Brad Bailey, research director in the securities and investments practice at consultancy Celent, said in a blog earlier this month that the current regulatory and trading environment means there is tremendous operational scale in very large exchanges. In the merger presentation Deutsche Börse and London Stock Exchange Group said the combined group would operate in more than 30 countries and have over 70 strategic partnerships around the world.

“The technology infrastructure and maintenance cost is high, and global regulation, generally favors a migration to exchange trading and central clearing. And, give the turmoil that blockchain might cause in the exchange and clearing landscape, it will require high levels of R&D budget,” Bailey added.
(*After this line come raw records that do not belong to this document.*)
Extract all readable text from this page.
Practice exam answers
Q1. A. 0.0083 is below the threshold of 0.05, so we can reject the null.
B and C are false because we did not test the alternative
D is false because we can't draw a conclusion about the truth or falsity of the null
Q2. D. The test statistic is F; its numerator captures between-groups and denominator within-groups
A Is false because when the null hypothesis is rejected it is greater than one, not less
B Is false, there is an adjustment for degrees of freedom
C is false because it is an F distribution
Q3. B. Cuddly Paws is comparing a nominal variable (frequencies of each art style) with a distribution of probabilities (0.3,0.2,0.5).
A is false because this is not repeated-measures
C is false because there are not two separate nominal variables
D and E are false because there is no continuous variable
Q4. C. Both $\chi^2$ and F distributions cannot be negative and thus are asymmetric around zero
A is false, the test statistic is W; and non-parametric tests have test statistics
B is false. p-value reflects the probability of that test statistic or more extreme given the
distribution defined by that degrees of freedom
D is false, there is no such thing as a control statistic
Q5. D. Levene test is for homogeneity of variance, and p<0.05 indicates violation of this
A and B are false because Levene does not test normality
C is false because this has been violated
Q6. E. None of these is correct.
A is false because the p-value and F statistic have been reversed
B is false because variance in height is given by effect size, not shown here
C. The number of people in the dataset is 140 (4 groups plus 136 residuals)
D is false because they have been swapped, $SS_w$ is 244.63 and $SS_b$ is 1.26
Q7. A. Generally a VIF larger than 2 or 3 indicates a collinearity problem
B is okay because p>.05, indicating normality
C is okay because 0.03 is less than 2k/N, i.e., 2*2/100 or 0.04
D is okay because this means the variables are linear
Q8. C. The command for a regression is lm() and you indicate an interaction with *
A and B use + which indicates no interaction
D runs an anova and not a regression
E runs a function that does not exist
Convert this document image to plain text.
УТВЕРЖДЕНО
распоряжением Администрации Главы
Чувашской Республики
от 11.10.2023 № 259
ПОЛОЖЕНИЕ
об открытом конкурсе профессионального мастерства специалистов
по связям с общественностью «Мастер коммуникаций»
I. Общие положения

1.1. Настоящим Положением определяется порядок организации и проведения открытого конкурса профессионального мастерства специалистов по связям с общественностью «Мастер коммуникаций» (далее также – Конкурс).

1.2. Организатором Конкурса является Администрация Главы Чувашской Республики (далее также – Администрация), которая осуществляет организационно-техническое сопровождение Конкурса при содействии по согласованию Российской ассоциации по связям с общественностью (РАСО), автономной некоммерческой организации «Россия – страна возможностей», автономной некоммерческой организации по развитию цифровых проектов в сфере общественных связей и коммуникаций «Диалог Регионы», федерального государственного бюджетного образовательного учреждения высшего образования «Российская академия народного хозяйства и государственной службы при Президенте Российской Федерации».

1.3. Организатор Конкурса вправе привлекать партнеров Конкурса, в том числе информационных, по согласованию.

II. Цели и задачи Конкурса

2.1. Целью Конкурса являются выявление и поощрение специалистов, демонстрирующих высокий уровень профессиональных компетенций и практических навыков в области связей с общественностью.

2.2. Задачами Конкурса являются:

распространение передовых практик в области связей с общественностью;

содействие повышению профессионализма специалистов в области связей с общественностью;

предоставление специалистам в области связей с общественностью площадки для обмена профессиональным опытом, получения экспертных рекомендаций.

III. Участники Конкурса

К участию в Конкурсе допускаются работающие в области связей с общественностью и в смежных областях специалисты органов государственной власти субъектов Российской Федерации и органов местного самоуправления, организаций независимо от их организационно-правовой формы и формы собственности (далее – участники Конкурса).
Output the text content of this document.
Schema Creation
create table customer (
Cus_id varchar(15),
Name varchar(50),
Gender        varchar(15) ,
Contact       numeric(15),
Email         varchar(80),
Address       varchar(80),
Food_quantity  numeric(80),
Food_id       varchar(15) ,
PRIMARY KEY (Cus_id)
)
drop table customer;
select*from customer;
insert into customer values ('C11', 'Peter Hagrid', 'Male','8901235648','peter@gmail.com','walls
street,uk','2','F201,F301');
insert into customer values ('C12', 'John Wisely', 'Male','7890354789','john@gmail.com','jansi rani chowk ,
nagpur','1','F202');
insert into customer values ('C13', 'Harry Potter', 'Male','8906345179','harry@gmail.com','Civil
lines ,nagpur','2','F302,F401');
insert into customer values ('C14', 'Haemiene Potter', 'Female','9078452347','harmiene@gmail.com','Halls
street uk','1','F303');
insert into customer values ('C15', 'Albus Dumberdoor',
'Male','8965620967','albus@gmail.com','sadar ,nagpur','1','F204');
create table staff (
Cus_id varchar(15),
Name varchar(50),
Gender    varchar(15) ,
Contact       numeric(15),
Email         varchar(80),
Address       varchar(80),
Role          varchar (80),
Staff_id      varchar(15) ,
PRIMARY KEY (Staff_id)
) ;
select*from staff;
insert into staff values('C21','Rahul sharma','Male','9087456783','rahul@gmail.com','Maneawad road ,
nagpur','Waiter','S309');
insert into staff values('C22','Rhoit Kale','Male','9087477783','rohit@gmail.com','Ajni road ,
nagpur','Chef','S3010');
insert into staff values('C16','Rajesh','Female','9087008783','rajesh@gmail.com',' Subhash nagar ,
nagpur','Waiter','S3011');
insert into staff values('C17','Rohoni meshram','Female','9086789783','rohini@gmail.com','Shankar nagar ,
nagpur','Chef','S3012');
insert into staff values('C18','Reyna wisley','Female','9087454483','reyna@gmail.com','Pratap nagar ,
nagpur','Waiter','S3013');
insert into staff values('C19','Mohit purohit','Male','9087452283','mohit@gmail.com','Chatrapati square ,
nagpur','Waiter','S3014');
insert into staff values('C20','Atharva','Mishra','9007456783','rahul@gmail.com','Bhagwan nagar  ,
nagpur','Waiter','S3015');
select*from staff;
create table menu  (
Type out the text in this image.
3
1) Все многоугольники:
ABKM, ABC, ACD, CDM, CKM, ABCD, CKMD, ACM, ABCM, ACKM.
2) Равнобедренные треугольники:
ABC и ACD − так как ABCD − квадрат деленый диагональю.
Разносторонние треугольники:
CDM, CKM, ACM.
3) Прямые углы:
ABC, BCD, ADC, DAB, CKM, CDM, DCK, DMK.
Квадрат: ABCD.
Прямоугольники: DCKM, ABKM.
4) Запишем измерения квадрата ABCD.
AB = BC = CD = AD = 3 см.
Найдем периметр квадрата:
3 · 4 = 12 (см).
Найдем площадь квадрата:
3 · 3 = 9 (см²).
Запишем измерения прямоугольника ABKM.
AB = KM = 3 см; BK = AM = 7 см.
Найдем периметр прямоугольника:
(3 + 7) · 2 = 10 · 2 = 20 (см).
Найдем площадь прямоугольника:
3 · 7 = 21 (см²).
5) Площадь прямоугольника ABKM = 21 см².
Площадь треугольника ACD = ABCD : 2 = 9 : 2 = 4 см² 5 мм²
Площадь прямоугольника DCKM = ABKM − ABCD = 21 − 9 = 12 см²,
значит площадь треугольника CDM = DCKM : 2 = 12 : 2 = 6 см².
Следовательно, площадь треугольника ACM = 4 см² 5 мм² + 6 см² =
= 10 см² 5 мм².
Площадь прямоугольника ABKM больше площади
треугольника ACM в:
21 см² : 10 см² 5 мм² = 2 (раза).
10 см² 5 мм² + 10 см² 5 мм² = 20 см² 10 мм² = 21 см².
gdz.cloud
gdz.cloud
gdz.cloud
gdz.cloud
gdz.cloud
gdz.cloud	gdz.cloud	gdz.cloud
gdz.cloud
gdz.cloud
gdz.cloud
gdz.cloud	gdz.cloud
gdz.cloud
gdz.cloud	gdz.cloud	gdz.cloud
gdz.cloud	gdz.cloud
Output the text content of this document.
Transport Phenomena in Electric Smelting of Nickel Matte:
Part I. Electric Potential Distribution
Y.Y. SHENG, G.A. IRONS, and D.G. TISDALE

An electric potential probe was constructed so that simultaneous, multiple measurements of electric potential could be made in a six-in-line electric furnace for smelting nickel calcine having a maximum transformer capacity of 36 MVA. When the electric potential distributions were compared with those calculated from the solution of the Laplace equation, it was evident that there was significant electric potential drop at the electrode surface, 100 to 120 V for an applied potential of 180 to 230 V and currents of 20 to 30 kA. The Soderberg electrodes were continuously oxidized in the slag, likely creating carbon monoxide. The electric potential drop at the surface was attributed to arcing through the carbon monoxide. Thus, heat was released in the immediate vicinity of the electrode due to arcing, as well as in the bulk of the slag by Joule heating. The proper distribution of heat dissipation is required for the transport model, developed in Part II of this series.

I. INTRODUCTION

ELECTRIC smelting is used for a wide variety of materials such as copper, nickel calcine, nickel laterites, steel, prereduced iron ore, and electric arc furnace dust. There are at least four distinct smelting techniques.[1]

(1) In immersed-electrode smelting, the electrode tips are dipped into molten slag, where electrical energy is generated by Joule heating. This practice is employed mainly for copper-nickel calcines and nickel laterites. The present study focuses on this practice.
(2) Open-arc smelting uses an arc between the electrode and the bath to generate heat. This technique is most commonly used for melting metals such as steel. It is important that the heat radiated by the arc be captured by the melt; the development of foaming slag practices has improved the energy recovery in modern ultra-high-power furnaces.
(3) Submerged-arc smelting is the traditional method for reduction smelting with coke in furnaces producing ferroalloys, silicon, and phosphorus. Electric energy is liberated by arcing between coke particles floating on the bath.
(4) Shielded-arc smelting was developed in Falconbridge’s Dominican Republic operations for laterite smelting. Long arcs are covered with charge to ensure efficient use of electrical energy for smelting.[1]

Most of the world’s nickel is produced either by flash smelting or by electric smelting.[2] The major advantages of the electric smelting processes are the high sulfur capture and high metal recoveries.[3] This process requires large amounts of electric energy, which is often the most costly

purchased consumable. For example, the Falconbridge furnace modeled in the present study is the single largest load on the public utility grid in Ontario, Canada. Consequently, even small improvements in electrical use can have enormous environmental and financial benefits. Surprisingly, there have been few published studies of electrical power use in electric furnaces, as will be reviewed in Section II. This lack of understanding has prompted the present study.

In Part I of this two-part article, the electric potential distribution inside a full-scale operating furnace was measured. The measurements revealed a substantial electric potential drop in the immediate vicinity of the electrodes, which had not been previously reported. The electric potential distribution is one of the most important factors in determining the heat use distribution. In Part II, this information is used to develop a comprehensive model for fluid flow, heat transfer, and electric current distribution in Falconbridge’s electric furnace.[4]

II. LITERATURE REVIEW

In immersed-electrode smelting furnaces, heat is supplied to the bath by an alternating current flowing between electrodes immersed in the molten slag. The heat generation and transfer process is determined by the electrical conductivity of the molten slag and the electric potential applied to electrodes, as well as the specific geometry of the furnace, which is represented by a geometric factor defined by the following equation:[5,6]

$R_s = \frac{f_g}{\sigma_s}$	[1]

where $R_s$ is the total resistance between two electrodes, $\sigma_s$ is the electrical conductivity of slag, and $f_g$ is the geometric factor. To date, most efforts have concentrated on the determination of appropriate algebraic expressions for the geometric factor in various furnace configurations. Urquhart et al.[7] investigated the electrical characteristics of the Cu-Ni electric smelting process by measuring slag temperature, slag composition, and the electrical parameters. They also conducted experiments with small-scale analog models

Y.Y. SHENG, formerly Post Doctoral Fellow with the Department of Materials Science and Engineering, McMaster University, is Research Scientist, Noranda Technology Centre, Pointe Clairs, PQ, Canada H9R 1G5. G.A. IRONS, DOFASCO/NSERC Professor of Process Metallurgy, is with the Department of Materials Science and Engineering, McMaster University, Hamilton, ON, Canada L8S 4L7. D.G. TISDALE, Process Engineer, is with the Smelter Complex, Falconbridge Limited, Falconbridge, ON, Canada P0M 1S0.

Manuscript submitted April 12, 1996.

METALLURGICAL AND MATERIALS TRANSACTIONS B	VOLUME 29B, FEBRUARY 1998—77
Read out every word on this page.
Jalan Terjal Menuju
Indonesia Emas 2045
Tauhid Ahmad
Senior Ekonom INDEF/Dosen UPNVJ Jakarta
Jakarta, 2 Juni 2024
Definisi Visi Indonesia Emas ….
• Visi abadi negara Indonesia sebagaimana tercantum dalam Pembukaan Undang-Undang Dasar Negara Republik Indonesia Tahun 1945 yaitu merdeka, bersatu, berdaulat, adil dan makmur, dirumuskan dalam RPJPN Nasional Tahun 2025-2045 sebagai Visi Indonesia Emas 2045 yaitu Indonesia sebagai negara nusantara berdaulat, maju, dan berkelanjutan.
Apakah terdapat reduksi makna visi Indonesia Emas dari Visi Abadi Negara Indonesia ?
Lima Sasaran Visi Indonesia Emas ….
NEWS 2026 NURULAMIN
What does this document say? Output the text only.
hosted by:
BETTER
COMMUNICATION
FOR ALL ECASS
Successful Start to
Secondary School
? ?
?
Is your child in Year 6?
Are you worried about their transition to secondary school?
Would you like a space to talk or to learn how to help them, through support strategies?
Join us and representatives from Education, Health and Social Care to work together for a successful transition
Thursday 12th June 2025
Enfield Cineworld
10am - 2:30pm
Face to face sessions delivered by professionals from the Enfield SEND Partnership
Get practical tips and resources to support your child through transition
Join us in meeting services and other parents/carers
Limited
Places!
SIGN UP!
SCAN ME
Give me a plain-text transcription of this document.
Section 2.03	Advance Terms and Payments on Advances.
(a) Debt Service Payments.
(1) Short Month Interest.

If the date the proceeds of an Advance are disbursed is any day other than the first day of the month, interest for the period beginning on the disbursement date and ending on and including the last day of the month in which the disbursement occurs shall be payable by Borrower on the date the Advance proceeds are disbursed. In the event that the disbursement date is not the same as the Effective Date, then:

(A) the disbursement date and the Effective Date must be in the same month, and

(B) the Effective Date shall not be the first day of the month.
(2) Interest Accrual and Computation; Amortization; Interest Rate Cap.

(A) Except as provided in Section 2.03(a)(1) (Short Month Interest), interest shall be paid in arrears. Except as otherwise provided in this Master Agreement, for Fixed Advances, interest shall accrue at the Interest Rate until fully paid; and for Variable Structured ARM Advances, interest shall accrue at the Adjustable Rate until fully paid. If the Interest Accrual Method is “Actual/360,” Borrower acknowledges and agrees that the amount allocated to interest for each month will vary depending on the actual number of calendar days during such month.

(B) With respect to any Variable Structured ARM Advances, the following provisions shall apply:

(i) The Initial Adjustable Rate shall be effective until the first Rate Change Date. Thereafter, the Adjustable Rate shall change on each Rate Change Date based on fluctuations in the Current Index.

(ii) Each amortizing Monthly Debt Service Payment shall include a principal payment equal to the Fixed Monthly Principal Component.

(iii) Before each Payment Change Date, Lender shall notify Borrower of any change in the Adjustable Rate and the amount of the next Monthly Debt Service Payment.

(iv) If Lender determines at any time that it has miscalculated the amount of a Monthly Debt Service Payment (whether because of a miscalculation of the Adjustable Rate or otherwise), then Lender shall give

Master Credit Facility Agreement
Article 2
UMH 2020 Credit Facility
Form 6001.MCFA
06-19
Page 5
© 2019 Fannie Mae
In addition the progress towards multi-asset trading also favours large global exchange groups and the merged group would cover trading across all asset classes.

“As we have seen the desire for more and more insight, analytics, transaction cost analysis, and best-execution in equities, we have seen the same call, in foreign exchange, and now the clarion is sounding for fixed income,” said Bailey. “Exchanges with the breadth of product, depth of experience, and vision of a multi-asset future are best positioned to compete with the best product mix, clearing choices, and regulatory insight for their customers.”

In the post-trade businesses, the merged company would have aggregate margin pools of approximately €150bn.

The presentation said: “The combined group will meet non-discriminatory open access provisions, across all relevant businesses, in forthcoming European regulation (MiFID II / MiFIR).”

The exchanges added that a portfolio margining service between listed and OTC rates derivative clearing markets in the combined company would offer significant customer benefits through margin relief and cost of capital savings.

Derivates trading and clearing is the largest business and contributed the majority, 37%, of revenues to the combined group last year, followed by information services and technology at 28%. The cash market contributed just 14%, the smallest portion of combined revenues.

Non-transactional revenues formed more than half, 54%, of combined group earnings last year which reduces revenue volatility said the presentation.